Co-Principal Investigator:  Dr. Susan Kirkland is a Professor Departments of Community Health & Epidemiology; and Medicine, Dalhousie University Halifax, Nova Scotia. Dr. Susan Kirkland is Professor and Clinical Research Scholar in the Department of Community Health and Epidemiology as well as/and in the Department of Medicine at Dalhousie University. She is the Associate Director (Population Studies) of the Geriatric Medicine Research Unit at Dalhousie, Affiliate Scientist at the QEII Health Sciences Centre, imageand a founding member of the Atlantic Centre of Excellence for Women’s Health. She is trained as an epidemiologist, with expertise in epidemiological methods, health services utilization and women’s health and aging.

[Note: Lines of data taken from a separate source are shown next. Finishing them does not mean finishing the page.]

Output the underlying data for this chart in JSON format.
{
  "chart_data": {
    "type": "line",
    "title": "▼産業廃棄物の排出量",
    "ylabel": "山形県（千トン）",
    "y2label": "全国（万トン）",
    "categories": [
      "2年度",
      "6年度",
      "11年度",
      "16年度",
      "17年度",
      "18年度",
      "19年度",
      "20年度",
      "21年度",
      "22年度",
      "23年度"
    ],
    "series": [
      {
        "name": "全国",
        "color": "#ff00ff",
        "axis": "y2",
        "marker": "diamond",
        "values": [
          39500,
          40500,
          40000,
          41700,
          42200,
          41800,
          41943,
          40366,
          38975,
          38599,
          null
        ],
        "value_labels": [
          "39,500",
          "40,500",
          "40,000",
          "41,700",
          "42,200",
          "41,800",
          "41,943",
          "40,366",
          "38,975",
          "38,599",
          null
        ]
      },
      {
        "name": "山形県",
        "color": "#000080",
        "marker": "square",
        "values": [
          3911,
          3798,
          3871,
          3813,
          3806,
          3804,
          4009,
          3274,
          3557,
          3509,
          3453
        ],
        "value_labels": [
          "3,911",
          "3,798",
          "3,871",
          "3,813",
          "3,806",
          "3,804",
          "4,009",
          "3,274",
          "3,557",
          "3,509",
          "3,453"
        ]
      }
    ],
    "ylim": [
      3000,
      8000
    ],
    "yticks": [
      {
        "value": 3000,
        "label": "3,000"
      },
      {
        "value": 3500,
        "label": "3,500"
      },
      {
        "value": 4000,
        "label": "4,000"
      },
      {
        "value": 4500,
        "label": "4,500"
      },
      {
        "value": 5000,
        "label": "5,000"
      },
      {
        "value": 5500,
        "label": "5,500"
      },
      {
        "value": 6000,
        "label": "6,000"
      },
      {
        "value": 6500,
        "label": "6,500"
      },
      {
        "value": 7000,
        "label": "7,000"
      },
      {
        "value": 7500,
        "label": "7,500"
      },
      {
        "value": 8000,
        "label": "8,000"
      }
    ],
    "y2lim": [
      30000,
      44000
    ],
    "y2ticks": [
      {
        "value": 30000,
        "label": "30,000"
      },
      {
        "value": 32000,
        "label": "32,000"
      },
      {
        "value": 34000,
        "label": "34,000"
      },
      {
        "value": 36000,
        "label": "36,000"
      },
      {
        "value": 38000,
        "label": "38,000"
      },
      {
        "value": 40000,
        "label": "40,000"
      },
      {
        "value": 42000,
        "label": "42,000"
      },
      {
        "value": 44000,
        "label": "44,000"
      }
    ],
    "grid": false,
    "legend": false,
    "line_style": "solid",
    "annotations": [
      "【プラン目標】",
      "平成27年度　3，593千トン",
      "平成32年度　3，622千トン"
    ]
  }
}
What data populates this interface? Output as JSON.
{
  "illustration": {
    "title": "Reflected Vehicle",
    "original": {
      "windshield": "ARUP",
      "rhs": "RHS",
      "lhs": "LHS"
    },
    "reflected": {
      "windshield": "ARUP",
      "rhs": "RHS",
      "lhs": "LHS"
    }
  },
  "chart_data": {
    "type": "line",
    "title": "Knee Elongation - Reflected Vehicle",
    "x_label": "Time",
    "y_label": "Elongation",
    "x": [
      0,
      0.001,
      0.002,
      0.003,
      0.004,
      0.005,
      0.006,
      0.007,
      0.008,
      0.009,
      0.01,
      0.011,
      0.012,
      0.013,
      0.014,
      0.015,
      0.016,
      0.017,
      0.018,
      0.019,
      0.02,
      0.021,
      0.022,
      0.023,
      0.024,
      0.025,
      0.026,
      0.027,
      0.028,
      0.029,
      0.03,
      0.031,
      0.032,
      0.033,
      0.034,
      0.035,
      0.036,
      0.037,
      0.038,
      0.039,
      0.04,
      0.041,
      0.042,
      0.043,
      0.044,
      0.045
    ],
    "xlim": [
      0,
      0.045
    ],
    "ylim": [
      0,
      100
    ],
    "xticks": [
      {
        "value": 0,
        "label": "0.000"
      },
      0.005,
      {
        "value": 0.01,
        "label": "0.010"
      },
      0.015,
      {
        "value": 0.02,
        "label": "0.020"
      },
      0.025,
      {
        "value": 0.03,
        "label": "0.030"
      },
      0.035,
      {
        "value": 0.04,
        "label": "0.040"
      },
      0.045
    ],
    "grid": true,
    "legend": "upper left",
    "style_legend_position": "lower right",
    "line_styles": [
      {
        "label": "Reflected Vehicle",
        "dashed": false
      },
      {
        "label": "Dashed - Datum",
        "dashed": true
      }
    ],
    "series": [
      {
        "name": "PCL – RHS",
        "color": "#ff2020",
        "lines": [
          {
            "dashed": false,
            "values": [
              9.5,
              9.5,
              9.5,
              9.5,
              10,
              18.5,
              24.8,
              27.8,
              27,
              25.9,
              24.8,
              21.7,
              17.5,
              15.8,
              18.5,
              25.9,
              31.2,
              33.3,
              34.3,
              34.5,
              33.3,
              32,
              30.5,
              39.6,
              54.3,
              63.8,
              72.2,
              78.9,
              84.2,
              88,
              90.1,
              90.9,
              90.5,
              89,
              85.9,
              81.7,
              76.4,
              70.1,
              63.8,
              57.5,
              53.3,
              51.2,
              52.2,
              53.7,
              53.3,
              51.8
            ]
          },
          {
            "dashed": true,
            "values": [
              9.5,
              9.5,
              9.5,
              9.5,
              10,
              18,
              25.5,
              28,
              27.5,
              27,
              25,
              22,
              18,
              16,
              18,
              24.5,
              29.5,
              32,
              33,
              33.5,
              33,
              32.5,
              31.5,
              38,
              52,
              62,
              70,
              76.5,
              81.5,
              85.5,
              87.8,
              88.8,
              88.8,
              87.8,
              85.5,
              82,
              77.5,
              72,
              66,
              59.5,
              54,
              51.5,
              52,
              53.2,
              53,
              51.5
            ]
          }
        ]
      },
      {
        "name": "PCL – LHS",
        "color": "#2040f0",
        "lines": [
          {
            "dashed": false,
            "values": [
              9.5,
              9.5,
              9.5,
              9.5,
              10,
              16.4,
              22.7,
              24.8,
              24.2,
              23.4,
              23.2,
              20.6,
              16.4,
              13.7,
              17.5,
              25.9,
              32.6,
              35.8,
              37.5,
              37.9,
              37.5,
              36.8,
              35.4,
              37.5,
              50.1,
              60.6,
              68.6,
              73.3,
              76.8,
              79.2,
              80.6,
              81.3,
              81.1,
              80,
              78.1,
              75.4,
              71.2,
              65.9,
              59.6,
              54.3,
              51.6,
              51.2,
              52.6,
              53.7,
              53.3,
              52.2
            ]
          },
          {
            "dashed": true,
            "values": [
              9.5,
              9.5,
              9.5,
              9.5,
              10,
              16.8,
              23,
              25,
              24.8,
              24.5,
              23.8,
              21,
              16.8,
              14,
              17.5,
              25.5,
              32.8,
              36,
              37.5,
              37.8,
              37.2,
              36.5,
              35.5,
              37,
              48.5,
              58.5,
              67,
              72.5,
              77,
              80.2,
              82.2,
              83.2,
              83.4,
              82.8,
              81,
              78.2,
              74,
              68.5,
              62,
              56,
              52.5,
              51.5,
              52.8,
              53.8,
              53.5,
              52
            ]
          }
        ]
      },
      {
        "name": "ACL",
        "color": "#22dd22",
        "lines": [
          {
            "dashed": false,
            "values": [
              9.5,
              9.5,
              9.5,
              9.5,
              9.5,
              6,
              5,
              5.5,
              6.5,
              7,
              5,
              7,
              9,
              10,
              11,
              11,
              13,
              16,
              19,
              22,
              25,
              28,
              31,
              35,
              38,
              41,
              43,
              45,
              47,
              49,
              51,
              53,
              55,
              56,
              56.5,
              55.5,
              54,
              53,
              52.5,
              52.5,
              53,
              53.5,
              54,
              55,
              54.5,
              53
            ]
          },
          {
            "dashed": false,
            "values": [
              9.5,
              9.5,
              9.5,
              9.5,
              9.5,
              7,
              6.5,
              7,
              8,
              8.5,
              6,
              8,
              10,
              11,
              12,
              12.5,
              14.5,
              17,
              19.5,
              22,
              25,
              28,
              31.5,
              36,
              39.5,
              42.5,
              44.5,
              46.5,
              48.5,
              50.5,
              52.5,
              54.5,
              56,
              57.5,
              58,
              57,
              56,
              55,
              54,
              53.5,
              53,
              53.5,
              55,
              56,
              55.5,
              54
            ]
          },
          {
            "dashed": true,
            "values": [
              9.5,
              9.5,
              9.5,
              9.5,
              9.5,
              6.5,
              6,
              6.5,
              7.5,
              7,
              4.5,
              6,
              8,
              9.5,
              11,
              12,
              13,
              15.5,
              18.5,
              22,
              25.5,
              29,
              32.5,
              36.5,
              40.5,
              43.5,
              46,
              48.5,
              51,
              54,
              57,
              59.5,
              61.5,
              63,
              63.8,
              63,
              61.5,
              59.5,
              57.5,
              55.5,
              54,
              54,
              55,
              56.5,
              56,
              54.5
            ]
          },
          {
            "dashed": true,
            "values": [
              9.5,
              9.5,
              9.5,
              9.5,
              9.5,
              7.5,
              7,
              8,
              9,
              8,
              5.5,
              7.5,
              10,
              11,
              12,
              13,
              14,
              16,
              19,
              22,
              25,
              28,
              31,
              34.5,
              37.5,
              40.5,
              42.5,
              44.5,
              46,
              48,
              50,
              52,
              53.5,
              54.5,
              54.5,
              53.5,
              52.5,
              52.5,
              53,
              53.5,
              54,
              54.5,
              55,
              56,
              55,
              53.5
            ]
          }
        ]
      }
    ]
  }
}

Her research relates to the epidemiological examination of health outcomes that are prevalent in older populations, including Cardiovascular Disease (CVD) and osteoporosis, and the exploration of underlying determinants of health, including lifestyle behaviours such as smoking, and the interplay between gender and the genetic, social, cultural and economic determinants of health. Dr. Kirkland has been involved as a principal investigator and co-investigator in nationally funded projects on aging to address preventable drug-related morbidities, rural health, the role of CVD risk factors in dementia, the epidemiology of cognitive impairment and the genetic epidemiology of early versus late onset of CVD. She has contributed to several large-scale surveys and longitudinal studies, including the Canadian National Breast Screening Study, the Canadian Multicentre Osteoporosis Study (CaMos), the CHHS, the Nova Scotia Health Survey, and the Canadian Study on Health and Aging (CSHA); she is Director of the Halifax site of CaMos.